If Vice President Al Gore is wondering where his Florida votes went, rather than sift through a pile of chad, he might want to look at a “scrub list” of 173,000 names targeted to be knocked off the Florida voter registry by a division of the office of Florida Secretary of State Katherine Harris. A close examination suggests thousands of voters may have lost their right to vote based on a flaw-ridden list that included purported “felons” provided by a private firm with tight Republican ties.

Early in the year, the company, ChoicePoint, gave Florida officials a list with the names of 8,000 ex-felons to “scrub” from their list of voters. But it turns out none on the list were guilty of felonies, only misdemeanors. The company acknowledged the error, and blamed it on the original source of the list — the state of Texas.

Florida officials moved to put those falsely accused by Texas back on voter rolls before the election. Nevertheless, the large number of errors uncovered in individual counties suggests that thousands of eligible voters may have been turned away at the polls.
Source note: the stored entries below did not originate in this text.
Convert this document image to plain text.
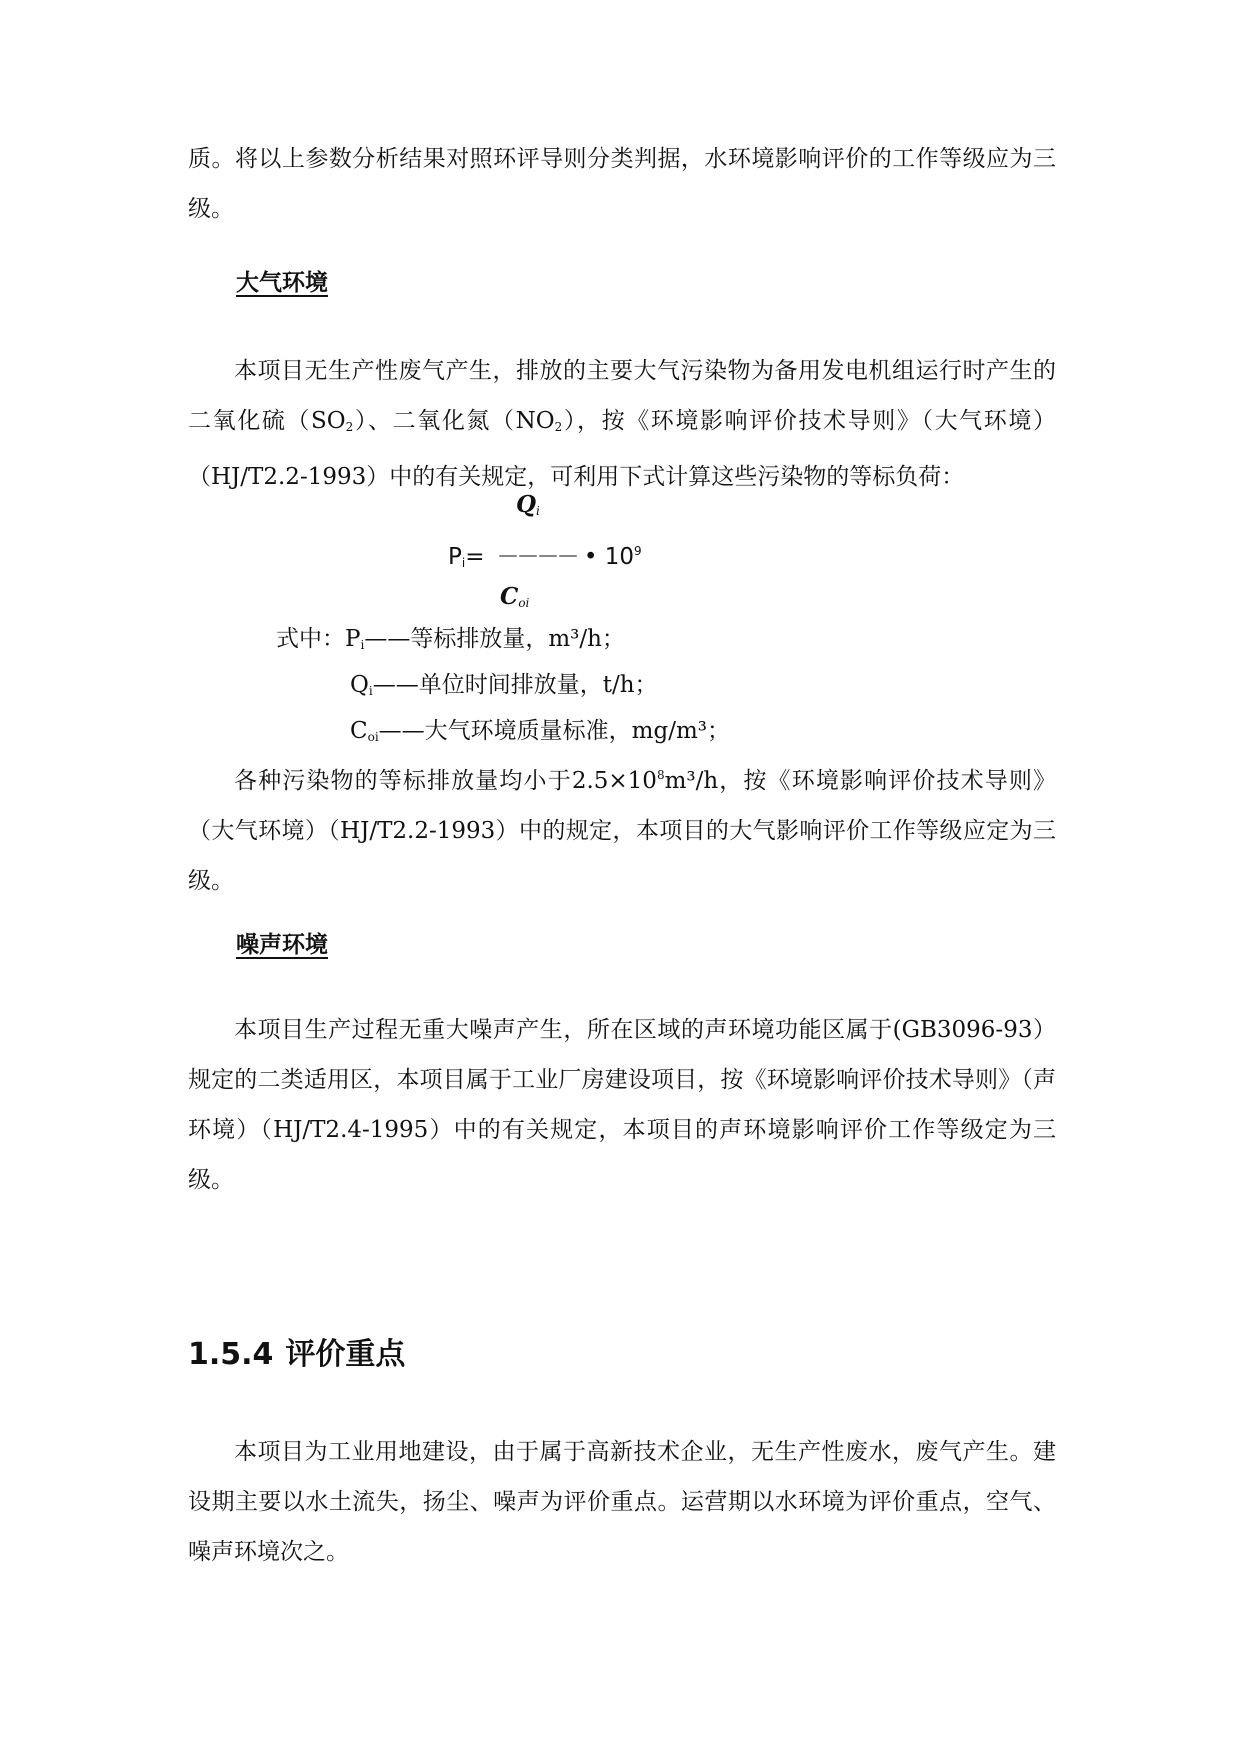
质。将以上参数分析结果对照环评导则分类判据，水环境影响评价的工作等级应为三级。

大气环境

本项目无生产性废气产生，排放的主要大气污染物为备用发电机组运行时产生的二氧化硫$(SO_2)$、二氧化氮$(NO_2)$，按《环境影响评价技术导则》（大气环境）（HJ/T2.2-1993）中的有关规定，可利用下式计算这些污染物的等标负荷：

$Q_i$
$P_i=$ －－－－ • $10^9$
$C_{oi}$
式中：$P_i——$等标排放量，m³/h；
$Q_i——$单位时间排放量，t/h；
$C_{oi}——$大气环境质量标准，mg/m³；

各种污染物的等标排放量均小于$2.5\times 10^8m^3/h$，按《环境影响评价技术导则》（大气环境）（HJ/T2.2-1993）中的规定，本项目的大气影响评价工作等级应定为三级。

噪声环境

本项目生产过程无重大噪声产生，所在区域的声环境功能区属于(GB3096-93）规定的二类适用区，本项目属于工业厂房建设项目，按《环境影响评价技术导则》（声环境）（HJ/T2.4-1995）中的有关规定，本项目的声环境影响评价工作等级定为三级。

1.5.4 评价重点

本项目为工业用地建设，由于属于高新技术企业，无生产性废水，废气产生。建设期主要以水土流失，扬尘、噪声为评价重点。运营期以水环境为评价重点，空气、噪声环境次之。
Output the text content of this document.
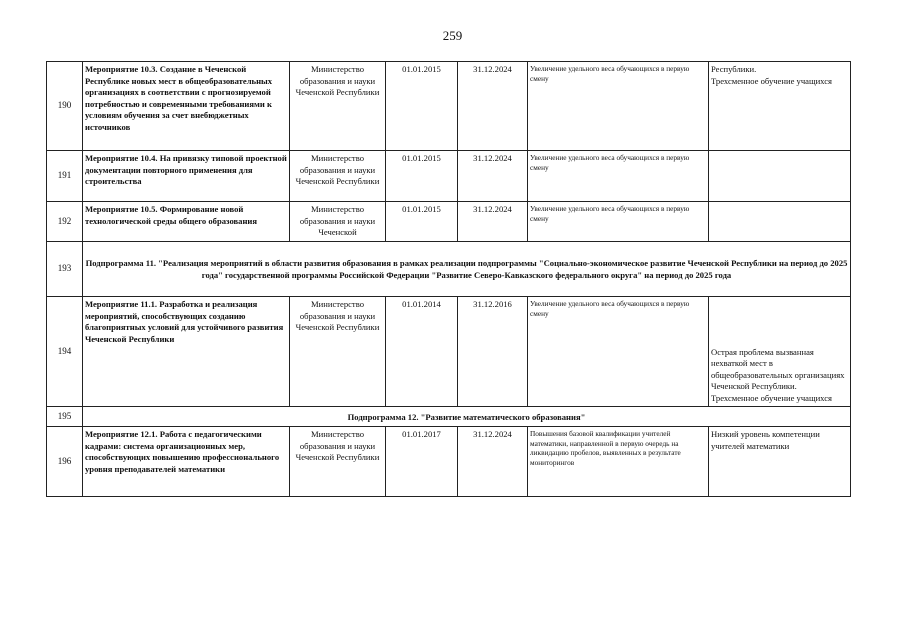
259
190	Мероприятие 10.3. Создание в Чеченской Республике новых мест в общеобразовательных организациях в соответствии с прогнозируемой потребностью и современными требованиями к условиям обучения за счет внебюджетных источников	Министерство образования и науки Чеченской Республики	01.01.2015	31.12.2024	Увеличение удельного веса обучающихся в первую смену	Республики.
Трехсменное обучение учащихся

191	Мероприятие 10.4. На привязку типовой проектной документации повторного применения для строительства	Министерство образования и науки Чеченской Республики	01.01.2015	31.12.2024	Увеличение удельного веса обучающихся в первую смену	
192	Мероприятие 10.5. Формирование новой технологической среды общего образования	Министерство образования и науки Чеченской	01.01.2015	31.12.2024	Увеличение удельного веса обучающихся в первую смену	
193	Подпрограмма 11. "Реализация мероприятий в области развития образования в рамках реализации подпрограммы "Социально-экономическое развитие Чеченской Республики на период до 2025 года" государственной программы Российской Федерации "Развитие Северо-Кавказского федерального округа" на период до 2025 года					
194	Мероприятие 11.1. Разработка и реализация мероприятий, способствующих созданию благоприятных условий для устойчивого развития Чеченской Республики	Министерство образования и науки Чеченской Республики	01.01.2014	31.12.2016	Увеличение удельного веса обучающихся в первую смену	Острая проблема вызванная нехваткой мест в общеобразовательных организациях Чеченской Республики.
Трехсменное обучение учащихся

195	Подпрограмма 12. "Развитие математического образования"					
196	Мероприятие 12.1. Работа с педагогическими кадрами: система организационных мер, способствующих повышению профессионального уровня преподавателей математики	Министерство образования и науки Чеченской Республики	01.01.2017	31.12.2024	Повышения базовой квалификации учителей математики, направленной в первую очередь на ликвидацию пробелов, выявленных в результате мониторингов	Низкий уровень компетенции учителей математики
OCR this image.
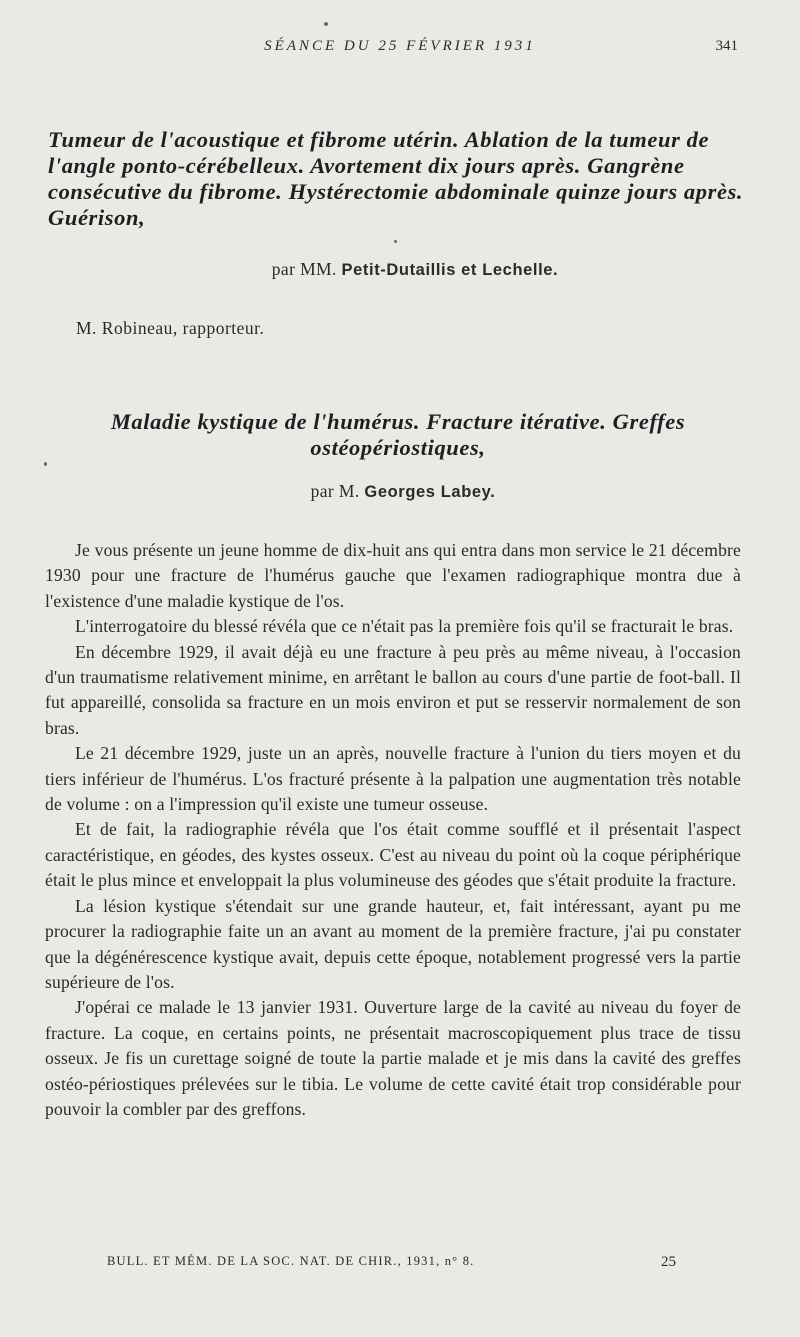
SÉANCE DU 25 FÉVRIER 1931	341
Tumeur de l'acoustique et fibrome utérin. Ablation de la tumeur de l'angle ponto-cérébelleux. Avortement dix jours après. Gangrène consécutive du fibrome. Hystérectomie abdominale quinze jours après. Guérison,
par MM. Petit-Dutaillis et Lechelle.
M. Robineau, rapporteur.
Maladie kystique de l'humérus. Fracture itérative. Greffes ostéopériostiques,
par M. Georges Labey.

Je vous présente un jeune homme de dix-huit ans qui entra dans mon service le 21 décembre 1930 pour une fracture de l'humérus gauche que l'examen radiographique montra due à l'existence d'une maladie kystique de l'os.

L'interrogatoire du blessé révéla que ce n'était pas la première fois qu'il se fracturait le bras.

En décembre 1929, il avait déjà eu une fracture à peu près au même niveau, à l'occasion d'un traumatisme relativement minime, en arrêtant le ballon au cours d'une partie de foot-ball. Il fut appareillé, consolida sa fracture en un mois environ et put se resservir normalement de son bras.

Le 21 décembre 1929, juste un an après, nouvelle fracture à l'union du tiers moyen et du tiers inférieur de l'humérus. L'os fracturé présente à la palpation une augmentation très notable de volume : on a l'impression qu'il existe une tumeur osseuse.

Et de fait, la radiographie révéla que l'os était comme soufflé et il présentait l'aspect caractéristique, en géodes, des kystes osseux. C'est au niveau du point où la coque périphérique était le plus mince et enveloppait la plus volumineuse des géodes que s'était produite la fracture.

La lésion kystique s'étendait sur une grande hauteur, et, fait intéressant, ayant pu me procurer la radiographie faite un an avant au moment de la première fracture, j'ai pu constater que la dégénérescence kystique avait, depuis cette époque, notablement progressé vers la partie supérieure de l'os.

J'opérai ce malade le 13 janvier 1931. Ouverture large de la cavité au niveau du foyer de fracture. La coque, en certains points, ne présentait macroscopiquement plus trace de tissu osseux. Je fis un curettage soigné de toute la partie malade et je mis dans la cavité des greffes ostéo-périostiques prélevées sur le tibia. Le volume de cette cavité était trop considérable pour pouvoir la combler par des greffons.

BULL. ET MÉM. DE LA SOC. NAT. DE CHIR., 1931, n° 8.	25
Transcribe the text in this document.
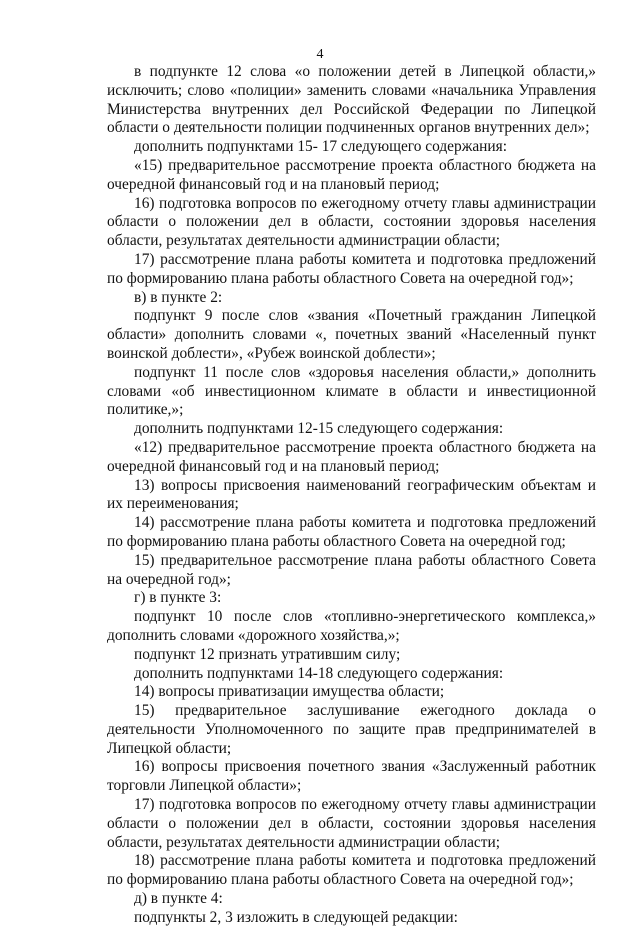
4

в подпункте 12 слова «о положении детей в Липецкой области,» исключить; слово «полиции» заменить словами «начальника Управления Министерства внутренних дел Российской Федерации по Липецкой области о деятельности полиции подчиненных органов внутренних дел»;

дополнить подпунктами 15- 17 следующего содержания:

«15) предварительное рассмотрение проекта областного бюджета на очередной финансовый год и на плановый период;

16) подготовка вопросов по ежегодному отчету главы администрации области о положении дел в области, состоянии здоровья населения области, результатах деятельности администрации области;

17) рассмотрение плана работы комитета и подготовка предложений по формированию плана работы областного Совета на очередной год»;

в) в пункте 2:

подпункт 9 после слов «звания «Почетный гражданин Липецкой области» дополнить словами «, почетных званий «Населенный пункт воинской доблести», «Рубеж воинской доблести»;

подпункт 11 после слов «здоровья населения области,» дополнить словами «об инвестиционном климате в области и инвестиционной политике,»;

дополнить подпунктами 12-15 следующего содержания:

«12) предварительное рассмотрение проекта областного бюджета на очередной финансовый год и на плановый период;

13) вопросы присвоения наименований географическим объектам и их переименования;

14) рассмотрение плана работы комитета и подготовка предложений по формированию плана работы областного Совета на очередной год;

15) предварительное рассмотрение плана работы областного Совета на очередной год»;

г) в пункте 3:

подпункт 10 после слов «топливно-энергетического комплекса,» дополнить словами «дорожного хозяйства,»;

подпункт 12 признать утратившим силу;

дополнить подпунктами 14-18 следующего содержания:

14) вопросы приватизации имущества области;

15) предварительное заслушивание ежегодного доклада о деятельности Уполномоченного по защите прав предпринимателей в Липецкой области;

16) вопросы присвоения почетного звания «Заслуженный работник торговли Липецкой области»;

17) подготовка вопросов по ежегодному отчету главы администрации области о положении дел в области, состоянии здоровья населения области, результатах деятельности администрации области;

18) рассмотрение плана работы комитета и подготовка предложений по формированию плана работы областного Совета на очередной год»;

д) в пункте 4:

подпункты 2, 3 изложить в следующей редакции:
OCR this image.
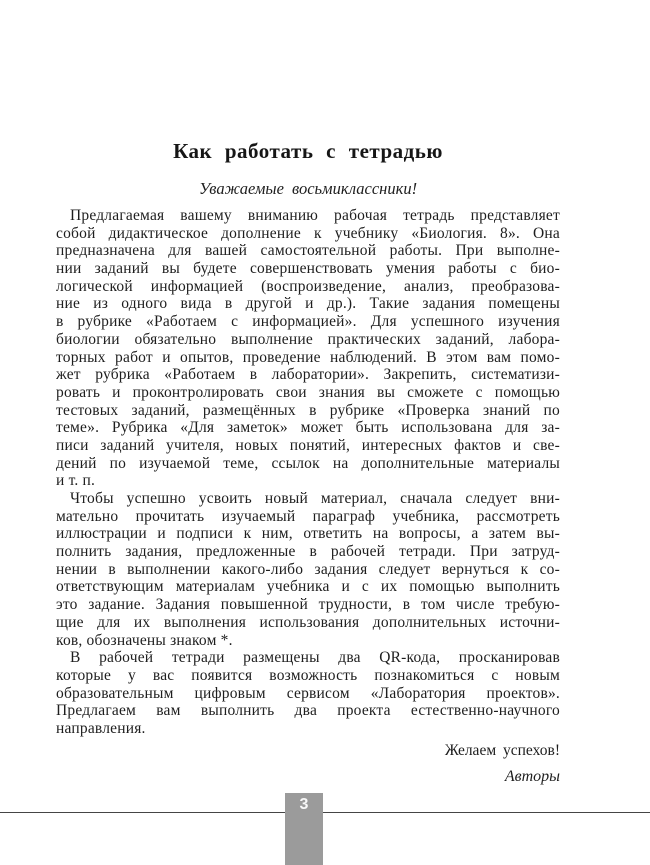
Как работать с тетрадью
Уважаемые восьмиклассники!
Предлагаемая вашему вниманию рабочая тетрадь представляет
собой дидактическое дополнение к учебнику «Биология. 8». Она
предназначена для вашей самостоятельной работы. При выполне-
нии заданий вы будете совершенствовать умения работы с био-
логической информацией (воспроизведение, анализ, преобразова-
ние из одного вида в другой и др.). Такие задания помещены
в рубрике «Работаем с информацией». Для успешного изучения
биологии обязательно выполнение практических заданий, лабора-
торных работ и опытов, проведение наблюдений. В этом вам помо-
жет рубрика «Работаем в лаборатории». Закрепить, систематизи-
ровать и проконтролировать свои знания вы сможете с помощью
тестовых заданий, размещённых в рубрике «Проверка знаний по
теме». Рубрика «Для заметок» может быть использована для за-
писи заданий учителя, новых понятий, интересных фактов и све-
дений по изучаемой теме, ссылок на дополнительные материалы
и т. п.
Чтобы успешно усвоить новый материал, сначала следует вни-
мательно прочитать изучаемый параграф учебника, рассмотреть
иллюстрации и подписи к ним, ответить на вопросы, а затем вы-
полнить задания, предложенные в рабочей тетради. При затруд-
нении в выполнении какого-либо задания следует вернуться к со-
ответствующим материалам учебника и с их помощью выполнить
это задание. Задания повышенной трудности, в том числе требую-
щие для их выполнения использования дополнительных источни-
ков, обозначены знаком *.
В рабочей тетради размещены два QR-кода, просканировав
которые у вас появится возможность познакомиться с новым
образовательным цифровым сервисом «Лаборатория проектов».
Предлагаем вам выполнить два проекта естественно-научного
направления.
Желаем успехов!
Авторы
3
Florida is the only state that pays a private company that promises to “cleanse” voter rolls.The state signed in 1998 a $4 million contract with DBT Online, since merged into ChoicePoint, of Atlanta. The creation of the scrub list, called the central voter file, was mandated by a 1998 state voter fraud law, which followed a tumultuous year that saw Miami’s mayor removed after voter fraud in the election, with dead people discovered to have cast ballots. The voter fraud law required all 67 counties to purge voter registries of duplicate registrations, deceased voters and felons, many of whom, but not all, are barred from voting in Florida.

mantisdragon91
mantisdragon91

@paulejb @forgottenlord  

The Florida election has been closely scrutinized since the election, and several irregularities are thought to have favored Bush. These included the Palm Beach "butterfly ballot," which produced an unexpectedly large number of votes for third-party candidate Patrick Buchanan. Also noted was a purge of over 54,000 citizens from the Florida voting rolls identified as felons, of whom 54% were African-Americans. The majority of these were not felons and should have been eligible to vote under Florida law.[9] Additionally, there were many more 'overvotes' than usual, especially in predominantly African-American precincts in Duval county (Jacksonville), where some 27,000 ballots showed two or more choices for President. Unlike the much-discussed Palm Beach County 'butterfly ballot,' the Duval County ballot spread choices for President over two pages with instructions to 'vote on every page' on the bottom of each page

forgottenlord
forgottenlord

@paulejb

Even Pat Buchanan doesn't believe he intentionally got that many votes in Palm Beach.  Gore won the election.